"Like" abuse redivivus

Arnold M. Zwicky zwicky at CSLI.STANFORD.EDU
Sun Apr 13 18:34:13 UTC 2008


On Apr 13, 2008, at 10:23 AM, i wrote:

> ... as for
> young people, everybody knows that kids don't know shit and reject the
> wisdom of their elders.

i forgot to mention that they're also inarticulate.

by the way, it's time to look at what people mean when they talk about
inarticulateness in language, especially the language of teenagers,
especially with respect to "like".  i suspect that people use
"inarticulate", like "sloppy" and "vague", merely to label linguistic
variants they don't like -- without making an actual, testable, claim
about those variants.

to see the problem, here are the possibly relevant NOAD2 definitions
for "inarticulate":

1.  unable to speak distinctly or express oneself clearly ... not
clearly expressed or pronounced
... having no distinct meaning; unintelligible ... not expressed;
unspoken

the thing is, discourse-particle uses of "like" are all add-ons; they
are extra, supplementary material within a larger utterance.  if the
utterance is clear without any occurrences of "like", it's equally
clear with them; the occurrences of "like" communicate additional
nuances of meaning or discourse function.  (as for quotative "be
like", it fills the same slot as "say".  surely no one can fail to
understand quotative "be like" these days; the usual objection to it
is that the speaker is unaccountably using an alternative to standard
"say", not that it's unclear.)

now, some of you are going to object that you have trouble
understanding sentences with discourse-particle "like" in them,
because the "like"s get in the way.  no doubt that's true for some
people, though many people manage perfectly well.  i'd guess that a
lot of the effect follows directly from some people's antipathy
towards "like": they can't help noticing all those offensive "like"s,
so they don't really pay attention to the rest.  (similar effects have
been reported for other non-standard, informal, innovative, or spoken
variants.)  in any case, the problem here resides mostly in the
hearers, not in the speakers or in the utterances themselves.
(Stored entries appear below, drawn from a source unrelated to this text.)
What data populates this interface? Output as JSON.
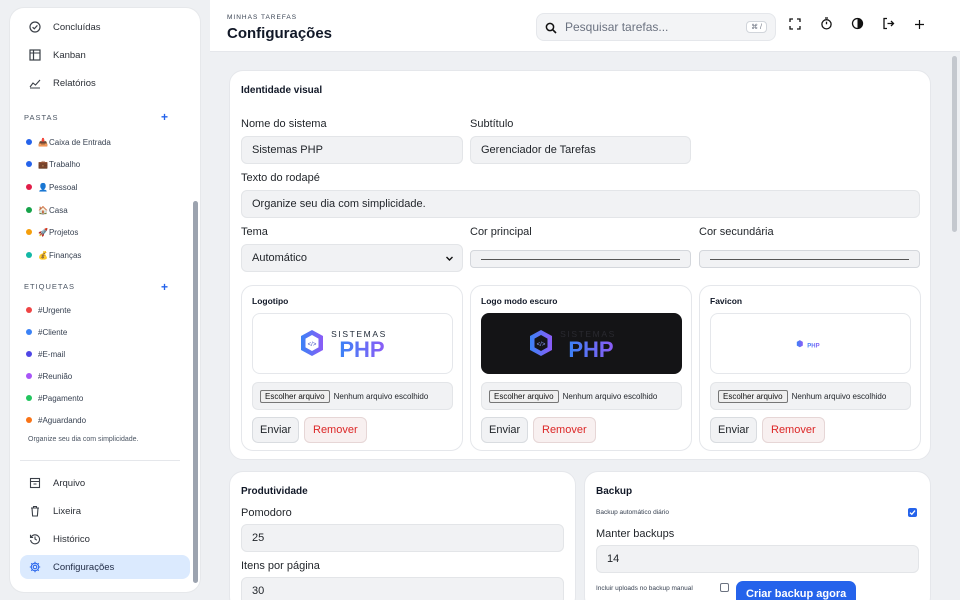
{
  "sidebar": {
    "top_items": [
      {
        "label": "Concluídas",
        "icon": "check-circle-icon"
      },
      {
        "label": "Kanban",
        "icon": "kanban-icon"
      },
      {
        "label": "Relatórios",
        "icon": "chart-icon"
      }
    ],
    "folders_title": "PASTAS",
    "folders": [
      {
        "label": "Caixa de Entrada",
        "emoji": "📥",
        "color": "#2563eb"
      },
      {
        "label": "Trabalho",
        "emoji": "💼",
        "color": "#2563eb"
      },
      {
        "label": "Pessoal",
        "emoji": "👤",
        "color": "#e11d48"
      },
      {
        "label": "Casa",
        "emoji": "🏠",
        "color": "#16a34a"
      },
      {
        "label": "Projetos",
        "emoji": "🚀",
        "color": "#f59e0b"
      },
      {
        "label": "Finanças",
        "emoji": "💰",
        "color": "#14b8a6"
      }
    ],
    "tags_title": "ETIQUETAS",
    "tags": [
      {
        "label": "#Urgente",
        "color": "#ef4444"
      },
      {
        "label": "#Cliente",
        "color": "#3b82f6"
      },
      {
        "label": "#E-mail",
        "color": "#4f46e5"
      },
      {
        "label": "#Reunião",
        "color": "#a855f7"
      },
      {
        "label": "#Pagamento",
        "color": "#22c55e"
      },
      {
        "label": "#Aguardando",
        "color": "#f97316"
      }
    ],
    "footer_text": "Organize seu dia com simplicidade.",
    "bottom_items": [
      {
        "label": "Arquivo",
        "icon": "archive-icon"
      },
      {
        "label": "Lixeira",
        "icon": "trash-icon"
      },
      {
        "label": "Histórico",
        "icon": "history-icon"
      },
      {
        "label": "Configurações",
        "icon": "gear-icon"
      }
    ]
  },
  "header": {
    "breadcrumb": "MINHAS TAREFAS",
    "title": "Configurações",
    "search_placeholder": "Pesquisar tarefas...",
    "shortcut": "⌘ /"
  },
  "visual": {
    "title": "Identidade visual",
    "name_label": "Nome do sistema",
    "name_value": "Sistemas PHP",
    "subtitle_label": "Subtítulo",
    "subtitle_value": "Gerenciador de Tarefas",
    "footer_label": "Texto do rodapé",
    "footer_value": "Organize seu dia com simplicidade.",
    "theme_label": "Tema",
    "theme_value": "Automático",
    "primary_label": "Cor principal",
    "secondary_label": "Cor secundária",
    "uploads": [
      {
        "title": "Logotipo",
        "dark": false
      },
      {
        "title": "Logo modo escuro",
        "dark": true
      },
      {
        "title": "Favicon",
        "dark": false
      }
    ],
    "logo_word_top": "SISTEMAS",
    "logo_word_main": "PHP",
    "file_button": "Escolher arquivo",
    "file_status": "Nenhum arquivo escolhido",
    "send_label": "Enviar",
    "remove_label": "Remover"
  },
  "productivity": {
    "title": "Produtividade",
    "pomodoro_label": "Pomodoro",
    "pomodoro_value": "25",
    "items_label": "Itens por página",
    "items_value": "30"
  },
  "backup": {
    "title": "Backup",
    "daily_label": "Backup automático diário",
    "daily_checked": true,
    "keep_label": "Manter backups",
    "keep_value": "14",
    "uploads_label": "Incluir uploads no backup manual",
    "uploads_checked": false,
    "create_label": "Criar backup agora"
  },
  "colors": {
    "accent": "#2563eb",
    "danger": "#dc2626"
  }
}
i know, now you'll say it's the speakers' business to tailor their
utterances to their hearers' needs -- but i think most hearers have no
difficulty in this case, and the speakers might fairly respond that
it's the hearers' business to adjust to the variants they're
confronted with.  insisting that other people change how they speak so
as to conform to your grammar -- otherwise, you can't, or won't,
understand them -- is a kind of grammatical egocentrism: at best, it's
uncooperative, and at worst it's impolite, rude, and insulting.